Many of the year’s transactions involved systems or hospitals on shaky ground. There were other noteworthy trends in mergers over the past year.
More hospitals and health systems engaged in mergers and acquisitions in 2024, and many of those deals involved an organization in financial distress, according to a new report by Kaufman Hall.
There were 72 announced hospital mergers in 2024, up from 65 announced deals in 2022. For more perspective, there were 53 hospital mergers and acquisitions in 2022.
Nearly one in three hospital mergers (30.6%) involved a party in distress, which represents a record, according to Kaufman Hall, the healthcare consulting firm. In 2023, 27.7% of hospital deals involved a provider in financial distress, and that was a record, albeit a short-lived one.
Many of those distress-driven deals involved Steward Health Care, the for-profit firm that filed for bankruptcy and moved to sell its 31 hospitals. Insight Health System purchased two Steward hospitals in Ohio that had been slated to shut down.
In addition, 2024 also witnessed a peak percentage of deals involving a health system divesting some of its hospitals, with some systems leaving certain markets. Many of those deals involved Steward facilities, but other systems shifted strategies. In 2024, Tenet Healthcare Corp. sold six of its hospitals in California.
More than half (62.5%) of the hospital deals in 2024 involved divestitures, Kaufman Hall said.
Many hospitals continue to struggle financially in the wake of the COVID-19 pandemic, and the hospital mergers offered more evidence of the difficulties of some providers.
The percentage of deals involving the smaller party with a credit rating of “A-” or higher fell to an all-time low, Kaufman Hall said. Only 2.8% of the deals in 2024 involved a smaller party with a rating of at least “A-”, down from 12.3% in 2023.

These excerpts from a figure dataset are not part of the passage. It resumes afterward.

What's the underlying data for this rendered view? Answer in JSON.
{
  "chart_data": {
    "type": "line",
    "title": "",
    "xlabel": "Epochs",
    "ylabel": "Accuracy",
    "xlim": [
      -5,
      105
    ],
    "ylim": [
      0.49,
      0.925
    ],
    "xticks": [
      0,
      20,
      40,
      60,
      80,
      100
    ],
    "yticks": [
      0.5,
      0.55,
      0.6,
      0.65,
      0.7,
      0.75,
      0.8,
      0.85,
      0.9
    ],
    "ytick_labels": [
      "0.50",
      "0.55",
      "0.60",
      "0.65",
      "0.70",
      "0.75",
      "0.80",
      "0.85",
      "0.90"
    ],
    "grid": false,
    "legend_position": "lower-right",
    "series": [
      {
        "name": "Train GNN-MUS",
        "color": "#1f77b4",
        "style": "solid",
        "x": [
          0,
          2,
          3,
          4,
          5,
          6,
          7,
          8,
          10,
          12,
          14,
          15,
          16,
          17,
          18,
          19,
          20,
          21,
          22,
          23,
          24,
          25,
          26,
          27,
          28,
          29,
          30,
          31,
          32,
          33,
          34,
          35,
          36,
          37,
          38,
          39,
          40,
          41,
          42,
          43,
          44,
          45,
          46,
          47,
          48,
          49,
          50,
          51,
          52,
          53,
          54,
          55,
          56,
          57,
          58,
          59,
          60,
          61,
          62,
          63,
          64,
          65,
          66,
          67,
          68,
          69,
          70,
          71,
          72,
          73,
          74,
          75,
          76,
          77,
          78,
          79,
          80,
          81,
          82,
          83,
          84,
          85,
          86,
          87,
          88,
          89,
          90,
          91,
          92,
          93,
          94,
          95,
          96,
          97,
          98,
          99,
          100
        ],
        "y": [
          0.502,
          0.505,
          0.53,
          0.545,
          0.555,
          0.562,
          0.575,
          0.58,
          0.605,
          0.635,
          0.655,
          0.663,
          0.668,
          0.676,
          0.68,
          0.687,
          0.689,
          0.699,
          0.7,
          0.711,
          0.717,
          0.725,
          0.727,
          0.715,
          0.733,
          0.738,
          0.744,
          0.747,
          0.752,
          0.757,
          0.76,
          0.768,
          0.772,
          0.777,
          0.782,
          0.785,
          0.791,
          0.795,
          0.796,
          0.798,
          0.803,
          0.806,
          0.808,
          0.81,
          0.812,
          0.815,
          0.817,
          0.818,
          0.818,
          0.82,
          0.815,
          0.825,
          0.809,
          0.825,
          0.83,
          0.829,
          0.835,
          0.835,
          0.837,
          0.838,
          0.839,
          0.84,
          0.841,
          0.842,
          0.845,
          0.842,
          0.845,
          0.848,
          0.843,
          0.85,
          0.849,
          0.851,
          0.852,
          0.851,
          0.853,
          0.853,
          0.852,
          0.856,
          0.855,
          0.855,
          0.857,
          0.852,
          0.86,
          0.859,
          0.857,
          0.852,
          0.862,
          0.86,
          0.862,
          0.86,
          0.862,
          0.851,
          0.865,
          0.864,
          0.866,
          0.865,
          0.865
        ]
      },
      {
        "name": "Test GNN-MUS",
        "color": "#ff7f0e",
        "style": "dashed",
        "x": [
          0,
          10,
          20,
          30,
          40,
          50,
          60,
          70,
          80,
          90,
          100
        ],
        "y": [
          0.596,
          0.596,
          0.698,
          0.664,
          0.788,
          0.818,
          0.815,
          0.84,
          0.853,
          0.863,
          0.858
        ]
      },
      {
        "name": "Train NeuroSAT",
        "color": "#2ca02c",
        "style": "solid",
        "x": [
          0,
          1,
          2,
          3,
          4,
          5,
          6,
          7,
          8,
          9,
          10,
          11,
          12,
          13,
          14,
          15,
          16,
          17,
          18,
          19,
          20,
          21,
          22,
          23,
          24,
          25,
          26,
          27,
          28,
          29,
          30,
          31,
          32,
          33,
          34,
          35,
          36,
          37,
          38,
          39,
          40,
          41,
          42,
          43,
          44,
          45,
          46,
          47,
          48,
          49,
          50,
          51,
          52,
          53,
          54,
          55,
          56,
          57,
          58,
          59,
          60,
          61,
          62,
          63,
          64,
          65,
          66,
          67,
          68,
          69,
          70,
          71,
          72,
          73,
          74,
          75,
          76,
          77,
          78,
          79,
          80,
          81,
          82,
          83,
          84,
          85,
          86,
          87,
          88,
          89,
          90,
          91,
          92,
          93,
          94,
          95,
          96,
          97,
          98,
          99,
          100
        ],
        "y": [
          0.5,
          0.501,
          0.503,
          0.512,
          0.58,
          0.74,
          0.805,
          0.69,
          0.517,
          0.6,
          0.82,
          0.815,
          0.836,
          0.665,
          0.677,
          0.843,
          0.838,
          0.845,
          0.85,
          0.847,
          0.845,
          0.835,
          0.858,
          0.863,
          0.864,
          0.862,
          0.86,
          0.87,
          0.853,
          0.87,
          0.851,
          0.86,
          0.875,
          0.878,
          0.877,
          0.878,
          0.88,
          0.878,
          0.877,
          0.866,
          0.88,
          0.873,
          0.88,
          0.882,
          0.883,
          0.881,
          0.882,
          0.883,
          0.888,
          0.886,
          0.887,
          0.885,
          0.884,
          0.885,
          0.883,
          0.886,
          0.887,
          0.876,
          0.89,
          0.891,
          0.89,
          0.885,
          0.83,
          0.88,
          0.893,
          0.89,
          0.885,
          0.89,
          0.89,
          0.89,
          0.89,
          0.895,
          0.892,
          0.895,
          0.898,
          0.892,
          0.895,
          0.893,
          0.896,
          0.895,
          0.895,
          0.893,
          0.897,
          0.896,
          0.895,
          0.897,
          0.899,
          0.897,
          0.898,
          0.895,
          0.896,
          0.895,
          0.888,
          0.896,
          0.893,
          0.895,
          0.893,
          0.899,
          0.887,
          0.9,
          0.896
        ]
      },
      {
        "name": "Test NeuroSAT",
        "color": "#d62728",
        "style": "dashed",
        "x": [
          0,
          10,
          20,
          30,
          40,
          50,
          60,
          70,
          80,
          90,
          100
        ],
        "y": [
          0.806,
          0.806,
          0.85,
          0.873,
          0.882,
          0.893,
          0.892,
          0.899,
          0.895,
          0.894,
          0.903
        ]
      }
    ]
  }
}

In previous years, many deals involving hospitals in financial trouble have been smaller hospitals, but there are larger hospitals in distress seeking partners, Kaufman Hall notes. In 2024, the average size of a distressed hospital in a merger rose to $401 million, nearly double the figure just two years earlier ($219 million in 2022).
The past year has seen some large mergers, including mega-mergers where even the smaller party in the deal has more than $1 billion in revenue. Sanford Health and Marshfield Clinic Health System announced plans to come together last summer, and they completed their merger last week, creating a $10 billion system.
But Kaufman Hall says another trend is emerging, judging from the deals seen in 2024. More hospitals and systems are striking deals with much larger partners. Even some that aren’t exactly distressed are looking for larger systems to maintain their viability, Kaufman Hall notes.
Such deals include Northwell Health’s planned acquisition of Nuvance Health, a deal which was announced last year. Northwell, New York’s largest health system, operates 21 hospitals. Nuvance owns seven hospitals, with four in Connecticut and three in New York. Nuvance has struggled with financial losses.
Risant Health, a subsidiary of Kaiser Permanente, completed its acquisition of Cone Health, a North Carolina hospital system. The deal follows Risant’s purchase of the Geisinger health system in Pennsylvania.
Greg Adams, CEO of Kaiser Permanente, has said Risant is looking to acquire more hospital systems in the coming years. However, he has said Risant is not looking to acquire hospital systems in financial trouble.
“We’re looking for organizations that on their own can be financially sound,” Adams said at the HLTH Conference in October.
In another merger that’s gained attention, General Catalyst, the venture capital firm, reached a definitive agreement to buy Summa Health in Ohio in a $485 million deal. A subsidiary of General Catalyst, Health Assurance Transformation LLC, dubbed HATCo, and Summa Health announced the agreement in November.
While hospital mergers have risen for the third consecutive year, it’s worth noting that hospital M&A activity still hasn’t returned to pre-pandemic levels.
There were 92 mergers in 2019, and 79 in 2020, the first year of the COVID-19 pandemic, although work on some of those 2020 transactions had begun the previous year. Hospital mergers fell to a record low of 49 in 2021.